La route est faite de montées assez aigus et de descentes abruptes. Ce substrat est amusant, mais beaucoup plus épuisant. Vers les quatre heures, je n’en peux plus. Le vent souffle si fort que les gouttes de pluie me fouettent les paupières et m’empêchent de voir. Ça y est, je pète ma coche! On s’arrête donc sur le champ et l’on campe aussi sur le champ littéralement. Il a plu pendant quatre jours. Nous en sommes à notre dixième jour de pluie avec une seule journée de soleil. Et je crois qu’il faut réitérer le concept que l’on ne sèche pas et surtout pas les souliers, les cuissards et les gants. Mais comme vous le savez aussi, vos héros sont durs et forts comme le béton…

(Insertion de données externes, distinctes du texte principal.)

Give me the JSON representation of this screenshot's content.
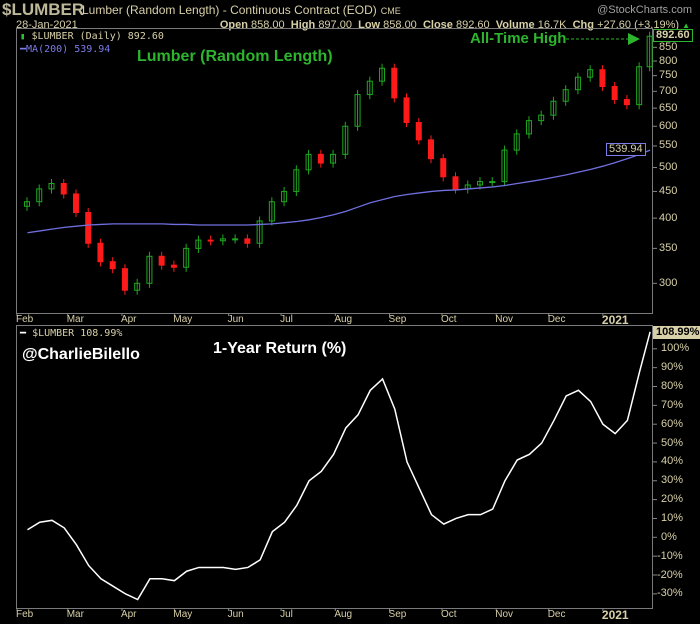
{
  "header": {
    "ticker": "$LUMBER",
    "name": "Lumber (Random Length) - Continuous Contract (EOD)",
    "exchange": "CME",
    "logo": "@StockCharts.com",
    "date": "28-Jan-2021",
    "open_label": "Open",
    "open": "858.00",
    "high_label": "High",
    "high": "897.00",
    "low_label": "Low",
    "low": "858.00",
    "close_label": "Close",
    "close": "892.60",
    "volume_label": "Volume",
    "volume": "16.7K",
    "chg_label": "Chg",
    "chg": "+27.60 (+3.19%)",
    "chg_icon": "triangle-up"
  },
  "upper": {
    "legend_price": "$LUMBER (Daily) 892.60",
    "legend_ma": "MA(200) 539.94",
    "title": "Lumber (Random Length)",
    "annotation": "All-Time High",
    "last_price_tag": "892.60",
    "ma_tag": "539.94"
  },
  "lower": {
    "legend": "$LUMBER 108.99%",
    "handle": "@CharlieBilello",
    "title": "1-Year Return (%)",
    "last_tag": "108.99%"
  },
  "colors": {
    "up": "#1fa81f",
    "down": "#ff1a1a",
    "ma": "#6f6fe0",
    "return_line": "#ffffff",
    "annotation": "#2db52d",
    "text": "#d8d0a8"
  },
  "months": [
    "Feb",
    "Mar",
    "Apr",
    "May",
    "Jun",
    "Jul",
    "Aug",
    "Sep",
    "Oct",
    "Nov",
    "Dec",
    "2021"
  ],
  "chart_data": [
    {
      "type": "candlestick",
      "scale": "log",
      "ylim": [
        270,
        900
      ],
      "yticks": [
        300,
        350,
        400,
        450,
        500,
        550,
        600,
        650,
        700,
        750,
        800,
        850
      ],
      "dates": [
        "2020-02-07",
        "2020-02-14",
        "2020-02-21",
        "2020-02-28",
        "2020-03-06",
        "2020-03-13",
        "2020-03-20",
        "2020-03-27",
        "2020-04-03",
        "2020-04-10",
        "2020-04-17",
        "2020-04-24",
        "2020-05-01",
        "2020-05-08",
        "2020-05-15",
        "2020-05-22",
        "2020-05-29",
        "2020-06-05",
        "2020-06-12",
        "2020-06-19",
        "2020-06-26",
        "2020-07-03",
        "2020-07-10",
        "2020-07-17",
        "2020-07-24",
        "2020-07-31",
        "2020-08-07",
        "2020-08-14",
        "2020-08-21",
        "2020-08-28",
        "2020-09-04",
        "2020-09-11",
        "2020-09-18",
        "2020-09-25",
        "2020-10-02",
        "2020-10-09",
        "2020-10-16",
        "2020-10-23",
        "2020-10-30",
        "2020-11-06",
        "2020-11-13",
        "2020-11-20",
        "2020-11-27",
        "2020-12-04",
        "2020-12-11",
        "2020-12-18",
        "2020-12-25",
        "2021-01-01",
        "2021-01-08",
        "2021-01-15",
        "2021-01-22",
        "2021-01-28"
      ],
      "series": [
        {
          "name": "$LUMBER (Daily)",
          "values": [
            430,
            455,
            466,
            445,
            410,
            358,
            330,
            320,
            291,
            300,
            338,
            325,
            322,
            350,
            363,
            362,
            365,
            365,
            358,
            395,
            430,
            450,
            495,
            530,
            510,
            530,
            600,
            690,
            732,
            775,
            680,
            610,
            565,
            520,
            480,
            455,
            463,
            470,
            470,
            540,
            580,
            615,
            630,
            670,
            705,
            745,
            770,
            715,
            675,
            660,
            780,
            892.6
          ]
        },
        {
          "name": "MA(200)",
          "values": [
            375,
            378,
            381,
            384,
            386,
            388,
            389,
            390,
            390,
            390,
            390,
            390,
            389,
            389,
            388,
            388,
            388,
            388,
            388,
            389,
            390,
            392,
            394,
            397,
            401,
            406,
            412,
            420,
            428,
            434,
            440,
            444,
            447,
            450,
            452,
            453,
            455,
            457,
            459,
            462,
            466,
            470,
            474,
            479,
            484,
            490,
            496,
            503,
            511,
            520,
            530,
            539.94
          ]
        }
      ]
    },
    {
      "type": "line",
      "title": "1-Year Return (%)",
      "ylim": [
        -35,
        112
      ],
      "yticks": [
        -30,
        -20,
        -10,
        0,
        10,
        20,
        30,
        40,
        50,
        60,
        70,
        80,
        90,
        100
      ],
      "series": [
        {
          "name": "$LUMBER",
          "values": [
            4,
            8,
            9,
            5,
            -4,
            -15,
            -22,
            -26,
            -30,
            -33,
            -22,
            -22,
            -23,
            -18,
            -16,
            -16,
            -16,
            -17,
            -16,
            -12,
            3,
            8,
            17,
            30,
            35,
            44,
            58,
            65,
            78,
            84,
            68,
            40,
            26,
            12,
            7,
            10,
            12,
            12,
            15,
            30,
            41,
            44,
            50,
            62,
            75,
            78,
            72,
            60,
            55,
            62,
            88,
            108.99
          ]
        }
      ]
    }
  ]
}
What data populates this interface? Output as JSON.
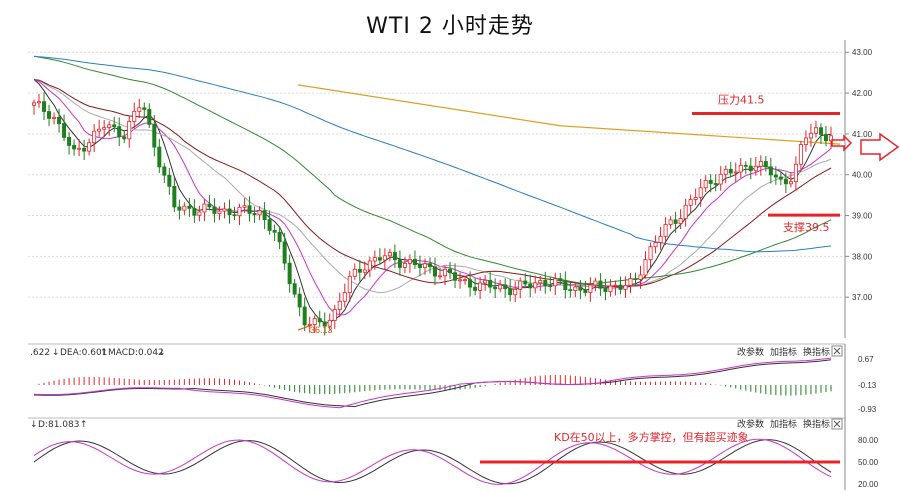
{
  "title": "WTI 2 小时走势",
  "colors": {
    "up": "#e8232a",
    "down": "#1e7f1e",
    "annotation": "#e8232a",
    "grid": "#d9d9d9"
  },
  "chart_data": [
    {
      "type": "candlestick",
      "title": "WTI 2 小时走势",
      "ylim": [
        36.0,
        43.3
      ],
      "yticks": [
        "43.00",
        "42.00",
        "41.00",
        "40.00",
        "39.00",
        "38.00",
        "37.00"
      ],
      "low_label": "36.13",
      "annotations": {
        "resistance": "压力41.5",
        "support": "支撑39.5"
      },
      "resistance_value": 41.5,
      "support_value": 39.5,
      "overlay_lines": [
        "orange",
        "blue",
        "green",
        "dark-red",
        "purple",
        "magenta",
        "black"
      ]
    },
    {
      "type": "line",
      "name": "MACD",
      "header": {
        "left": ".622",
        "dea": "DEA:0.601",
        "macd": "MACD:0.042"
      },
      "yticks": [
        "0.67",
        "-0.13",
        "-0.93"
      ],
      "buttons": [
        "改参数",
        "加指标",
        "换指标"
      ]
    },
    {
      "type": "line",
      "name": "KD",
      "header": {
        "d": "D:81.083"
      },
      "yticks": [
        "80.00",
        "50.00",
        "20.00"
      ],
      "buttons": [
        "改参数",
        "加指标",
        "换指标"
      ],
      "annotation": "KD在50以上，多方掌控，但有超买迹象",
      "level": 50
    }
  ]
}
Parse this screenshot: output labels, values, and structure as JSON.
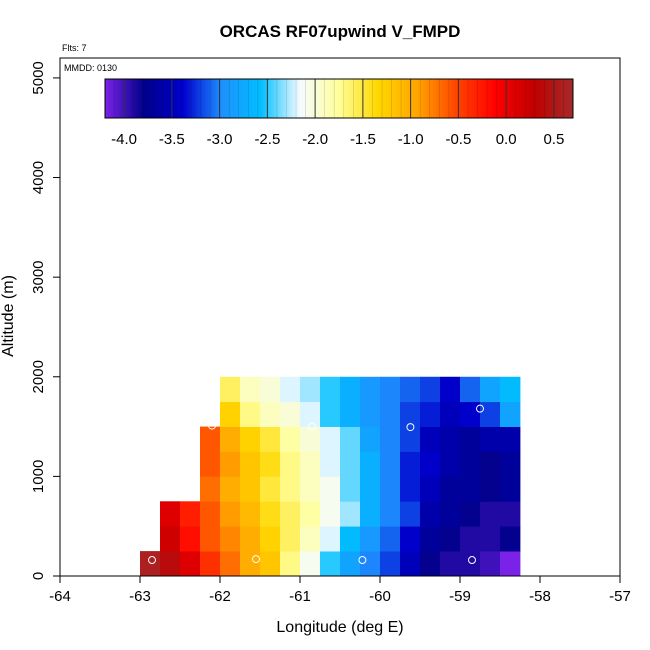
{
  "chart_data": {
    "type": "heatmap",
    "title": "ORCAS RF07upwind V_FMPD",
    "subtitle_flights": "Flts: 7",
    "subtitle_date": "MMDD: 0130",
    "xlabel": "Longitude (deg E)",
    "ylabel": "Altitude (m)",
    "xlim": [
      -64,
      -57
    ],
    "ylim": [
      0,
      5200
    ],
    "xticks": [
      "-64",
      "-63",
      "-62",
      "-61",
      "-60",
      "-59",
      "-58",
      "-57"
    ],
    "yticks": [
      "0",
      "1000",
      "2000",
      "3000",
      "4000",
      "5000"
    ],
    "colorbar": {
      "range": [
        -4.2,
        0.7
      ],
      "ticks": [
        "-4.0",
        "-3.5",
        "-3.0",
        "-2.5",
        "-2.0",
        "-1.5",
        "-1.0",
        "-0.5",
        "0.0",
        "0.5"
      ],
      "stops": [
        "#7b22e8",
        "#00008b",
        "#0000cd",
        "#1e90ff",
        "#00bfff",
        "#f5fbff",
        "#ffff99",
        "#ffd700",
        "#ffa500",
        "#ff4500",
        "#ff0000",
        "#c00000",
        "#a52a2a"
      ]
    },
    "grid": {
      "lon_start": -63.0,
      "lon_step": 0.25,
      "alt_start": 0,
      "alt_step": 250,
      "rows": [
        [
          0.6,
          0.4,
          0.1,
          -0.4,
          -0.7,
          -1.0,
          -1.2,
          -1.7,
          -2.1,
          -2.5,
          -2.8,
          -3.0,
          -3.2,
          -3.5,
          -3.8,
          -3.9,
          -3.9,
          -4.0,
          -4.2
        ],
        [
          null,
          0.2,
          -0.2,
          -0.6,
          -0.8,
          -1.0,
          -1.3,
          -1.6,
          -1.9,
          -2.2,
          -2.6,
          -2.9,
          -3.1,
          -3.4,
          -3.7,
          -3.8,
          -3.9,
          -3.9,
          -3.8
        ],
        [
          null,
          0.1,
          -0.3,
          -0.6,
          -0.9,
          -1.1,
          -1.4,
          -1.6,
          -1.8,
          -2.1,
          -2.3,
          -2.7,
          -3.0,
          -3.2,
          -3.6,
          -3.7,
          -3.8,
          -3.9,
          -3.9
        ],
        [
          null,
          null,
          null,
          -0.7,
          -1.0,
          -1.2,
          -1.5,
          -1.7,
          -1.9,
          -2.1,
          -2.4,
          -2.7,
          -3.0,
          -3.3,
          -3.5,
          -3.7,
          -3.7,
          -3.8,
          -3.7
        ],
        [
          null,
          null,
          null,
          -0.6,
          -0.9,
          -1.2,
          -1.4,
          -1.7,
          -1.9,
          -2.2,
          -2.4,
          -2.7,
          -3.0,
          -3.3,
          -3.4,
          -3.6,
          -3.7,
          -3.8,
          -3.7
        ],
        [
          null,
          null,
          null,
          -0.6,
          -1.0,
          -1.3,
          -1.5,
          -1.8,
          -2.0,
          -2.2,
          -2.4,
          -2.8,
          -3.0,
          -3.2,
          -3.5,
          -3.6,
          -3.7,
          -3.6,
          -3.6
        ],
        [
          null,
          null,
          null,
          null,
          -1.3,
          -1.7,
          -1.9,
          -2.0,
          -2.2,
          -2.5,
          -2.7,
          -2.9,
          -3.0,
          -3.2,
          -3.3,
          -3.5,
          -3.4,
          -3.2,
          -2.8
        ],
        [
          null,
          null,
          null,
          null,
          -1.6,
          -1.9,
          -2.0,
          -2.2,
          -2.3,
          -2.5,
          -2.7,
          -2.9,
          -3.0,
          -3.1,
          -3.2,
          -3.4,
          -3.1,
          -2.8,
          -2.6
        ]
      ]
    },
    "flight_points": [
      {
        "lon": -62.85,
        "alt": 160
      },
      {
        "lon": -61.55,
        "alt": 170
      },
      {
        "lon": -60.22,
        "alt": 160
      },
      {
        "lon": -58.85,
        "alt": 160
      },
      {
        "lon": -62.1,
        "alt": 1510
      },
      {
        "lon": -60.85,
        "alt": 1500
      },
      {
        "lon": -59.62,
        "alt": 1495
      },
      {
        "lon": -58.75,
        "alt": 1680
      }
    ]
  }
}
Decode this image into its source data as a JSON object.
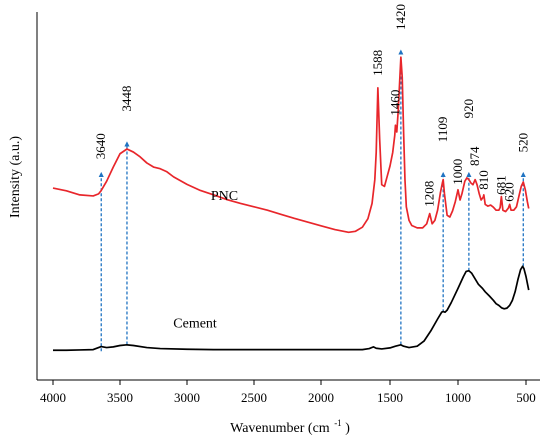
{
  "chart_data": {
    "type": "line",
    "title": "",
    "xlabel": "Wavenumber (cm",
    "xlabel_superscript": "-1",
    "xlabel_suffix": ")",
    "ylabel": "Intensity (a.u.)",
    "xlim": [
      4000,
      400
    ],
    "x_reversed": true,
    "y_ticks_shown": false,
    "grid": false,
    "x_ticks": [
      4000,
      3500,
      3000,
      2500,
      2000,
      1500,
      1000,
      500
    ],
    "x_tick_labels": [
      "4000",
      "3500",
      "3000",
      "2500",
      "2000",
      "1500",
      "1000",
      "500"
    ],
    "colors": {
      "pnc": "#e8262b",
      "cement": "#000000",
      "marker": "#1f73c2"
    },
    "series": [
      {
        "name": "PNC",
        "label": "PNC",
        "points": [
          [
            4000,
            0.535
          ],
          [
            3900,
            0.527
          ],
          [
            3800,
            0.515
          ],
          [
            3700,
            0.512
          ],
          [
            3660,
            0.518
          ],
          [
            3640,
            0.528
          ],
          [
            3600,
            0.555
          ],
          [
            3550,
            0.597
          ],
          [
            3500,
            0.636
          ],
          [
            3448,
            0.65
          ],
          [
            3400,
            0.641
          ],
          [
            3350,
            0.627
          ],
          [
            3300,
            0.609
          ],
          [
            3250,
            0.597
          ],
          [
            3200,
            0.592
          ],
          [
            3150,
            0.583
          ],
          [
            3100,
            0.568
          ],
          [
            3000,
            0.546
          ],
          [
            2900,
            0.528
          ],
          [
            2800,
            0.515
          ],
          [
            2700,
            0.501
          ],
          [
            2600,
            0.49
          ],
          [
            2500,
            0.48
          ],
          [
            2400,
            0.47
          ],
          [
            2300,
            0.458
          ],
          [
            2200,
            0.446
          ],
          [
            2100,
            0.435
          ],
          [
            2000,
            0.424
          ],
          [
            1900,
            0.413
          ],
          [
            1800,
            0.405
          ],
          [
            1750,
            0.408
          ],
          [
            1700,
            0.42
          ],
          [
            1660,
            0.445
          ],
          [
            1630,
            0.49
          ],
          [
            1610,
            0.56
          ],
          [
            1600,
            0.64
          ],
          [
            1588,
            0.83
          ],
          [
            1575,
            0.68
          ],
          [
            1560,
            0.545
          ],
          [
            1540,
            0.54
          ],
          [
            1520,
            0.57
          ],
          [
            1500,
            0.6
          ],
          [
            1480,
            0.64
          ],
          [
            1465,
            0.69
          ],
          [
            1460,
            0.72
          ],
          [
            1450,
            0.7
          ],
          [
            1440,
            0.76
          ],
          [
            1430,
            0.84
          ],
          [
            1420,
            0.92
          ],
          [
            1410,
            0.86
          ],
          [
            1400,
            0.7
          ],
          [
            1390,
            0.56
          ],
          [
            1380,
            0.48
          ],
          [
            1360,
            0.44
          ],
          [
            1340,
            0.425
          ],
          [
            1300,
            0.418
          ],
          [
            1260,
            0.418
          ],
          [
            1230,
            0.43
          ],
          [
            1208,
            0.46
          ],
          [
            1190,
            0.43
          ],
          [
            1170,
            0.44
          ],
          [
            1150,
            0.47
          ],
          [
            1130,
            0.52
          ],
          [
            1115,
            0.55
          ],
          [
            1109,
            0.56
          ],
          [
            1100,
            0.52
          ],
          [
            1080,
            0.455
          ],
          [
            1060,
            0.45
          ],
          [
            1040,
            0.468
          ],
          [
            1020,
            0.495
          ],
          [
            1000,
            0.53
          ],
          [
            985,
            0.5
          ],
          [
            970,
            0.52
          ],
          [
            950,
            0.555
          ],
          [
            935,
            0.565
          ],
          [
            920,
            0.56
          ],
          [
            905,
            0.55
          ],
          [
            890,
            0.545
          ],
          [
            874,
            0.56
          ],
          [
            860,
            0.545
          ],
          [
            845,
            0.52
          ],
          [
            830,
            0.5
          ],
          [
            815,
            0.508
          ],
          [
            810,
            0.515
          ],
          [
            800,
            0.487
          ],
          [
            780,
            0.482
          ],
          [
            760,
            0.485
          ],
          [
            740,
            0.479
          ],
          [
            720,
            0.47
          ],
          [
            700,
            0.47
          ],
          [
            690,
            0.478
          ],
          [
            681,
            0.51
          ],
          [
            670,
            0.47
          ],
          [
            650,
            0.466
          ],
          [
            630,
            0.476
          ],
          [
            620,
            0.487
          ],
          [
            610,
            0.47
          ],
          [
            590,
            0.47
          ],
          [
            570,
            0.48
          ],
          [
            550,
            0.515
          ],
          [
            535,
            0.54
          ],
          [
            520,
            0.553
          ],
          [
            505,
            0.53
          ],
          [
            490,
            0.495
          ],
          [
            480,
            0.475
          ]
        ]
      },
      {
        "name": "Cement",
        "label": "Cement",
        "points": [
          [
            4000,
            0.058
          ],
          [
            3900,
            0.058
          ],
          [
            3800,
            0.059
          ],
          [
            3700,
            0.06
          ],
          [
            3660,
            0.066
          ],
          [
            3640,
            0.069
          ],
          [
            3600,
            0.066
          ],
          [
            3550,
            0.068
          ],
          [
            3500,
            0.072
          ],
          [
            3448,
            0.074
          ],
          [
            3400,
            0.072
          ],
          [
            3300,
            0.066
          ],
          [
            3200,
            0.063
          ],
          [
            3000,
            0.061
          ],
          [
            2800,
            0.06
          ],
          [
            2600,
            0.06
          ],
          [
            2400,
            0.06
          ],
          [
            2200,
            0.06
          ],
          [
            2000,
            0.06
          ],
          [
            1800,
            0.06
          ],
          [
            1700,
            0.06
          ],
          [
            1650,
            0.063
          ],
          [
            1620,
            0.068
          ],
          [
            1600,
            0.064
          ],
          [
            1560,
            0.062
          ],
          [
            1500,
            0.065
          ],
          [
            1460,
            0.07
          ],
          [
            1420,
            0.074
          ],
          [
            1400,
            0.07
          ],
          [
            1360,
            0.066
          ],
          [
            1300,
            0.07
          ],
          [
            1250,
            0.085
          ],
          [
            1200,
            0.115
          ],
          [
            1150,
            0.15
          ],
          [
            1120,
            0.17
          ],
          [
            1109,
            0.172
          ],
          [
            1095,
            0.17
          ],
          [
            1080,
            0.176
          ],
          [
            1050,
            0.198
          ],
          [
            1000,
            0.24
          ],
          [
            960,
            0.275
          ],
          [
            940,
            0.29
          ],
          [
            920,
            0.292
          ],
          [
            900,
            0.285
          ],
          [
            880,
            0.272
          ],
          [
            850,
            0.252
          ],
          [
            820,
            0.24
          ],
          [
            800,
            0.23
          ],
          [
            770,
            0.218
          ],
          [
            740,
            0.205
          ],
          [
            720,
            0.195
          ],
          [
            700,
            0.19
          ],
          [
            680,
            0.183
          ],
          [
            660,
            0.18
          ],
          [
            640,
            0.182
          ],
          [
            620,
            0.19
          ],
          [
            600,
            0.205
          ],
          [
            580,
            0.23
          ],
          [
            560,
            0.265
          ],
          [
            540,
            0.295
          ],
          [
            525,
            0.305
          ],
          [
            515,
            0.298
          ],
          [
            500,
            0.275
          ],
          [
            490,
            0.255
          ],
          [
            480,
            0.235
          ]
        ]
      }
    ],
    "series_labels": [
      {
        "text": "PNC",
        "x": 2720,
        "y": 0.5
      },
      {
        "text": "Cement",
        "x": 2940,
        "y": 0.125
      }
    ],
    "peak_markers": [
      {
        "label": "3640",
        "x": 3640,
        "y_from": 0.055,
        "y_to": 0.575,
        "label_y": 0.62
      },
      {
        "label": "3448",
        "x": 3448,
        "y_from": 0.075,
        "y_to": 0.665,
        "label_y": 0.76
      },
      {
        "label": "1420",
        "x": 1420,
        "y_from": 0.075,
        "y_to": 0.935,
        "label_y": 1.0
      },
      {
        "label": "1109",
        "x": 1109,
        "y_from": 0.17,
        "y_to": 0.575,
        "label_y": 0.67
      },
      {
        "label": "920",
        "x": 920,
        "y_from": 0.292,
        "y_to": 0.575,
        "label_y": 0.74
      },
      {
        "label": "520",
        "x": 520,
        "y_from": 0.305,
        "y_to": 0.575,
        "label_y": 0.64
      }
    ],
    "peak_labels": [
      {
        "label": "1588",
        "x": 1588,
        "y": 0.865
      },
      {
        "label": "1460",
        "x": 1460,
        "y": 0.748
      },
      {
        "label": "1208",
        "x": 1208,
        "y": 0.48
      },
      {
        "label": "1000",
        "x": 1000,
        "y": 0.545
      },
      {
        "label": "874",
        "x": 874,
        "y": 0.6
      },
      {
        "label": "810",
        "x": 810,
        "y": 0.53
      },
      {
        "label": "681",
        "x": 681,
        "y": 0.515
      },
      {
        "label": "620",
        "x": 620,
        "y": 0.495
      }
    ],
    "ylim": [
      0,
      1
    ]
  }
}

Gualala la la la la la la i ouuuuuuu!

Yaou! Depuis Point Arena, nous dandinons nos pédales grinçantes sur la route ondulée, style Ruffles qui ne répondent pas aux standards, avec un petit soleil qui réchauffe l’âme. Un gars qui entrait au restaurant où nous avons acheté un café, nous a promis au moins trois jours de soleil. Je fais sécher mes cuissards sur mon sac de guidon et mes gants sur mes poignées. Un cycliste nous accoste en roulant. Il s’en va à Palenque. Il n’est pas très chargé et après deux minutes de discussion, il nous quitte pour aller voir un match de basket dans un pub de Gualala. Ce personnage restera un quiz pour nous. Peut-être le croiserons-nous au Mexique. Nous dépassons Stewarts Point et le soleil se couche en brillant sur le Pacifique. Nous montons notre camp sur un terrain libre dans un angle que nous avons évalué à 45 degrés. Des moutons de l’autre côté de la rue bêlent et se rassemblent près de la clôture vis-à-vis de notre tente. Inquiets d’être repéré, nous devons leur crier d’aller jouer ailleurs. Cette nuit de pluie nous a rapproché jusqu’à ce que nous occupions un espace fort restreint dans le coin du bas de la tente. Le lendemain matin, nous nous levons avec le soleil rosé qui monte derrière la montagne. Les moutons de garde sont toujours occupés à brouter aux aguets.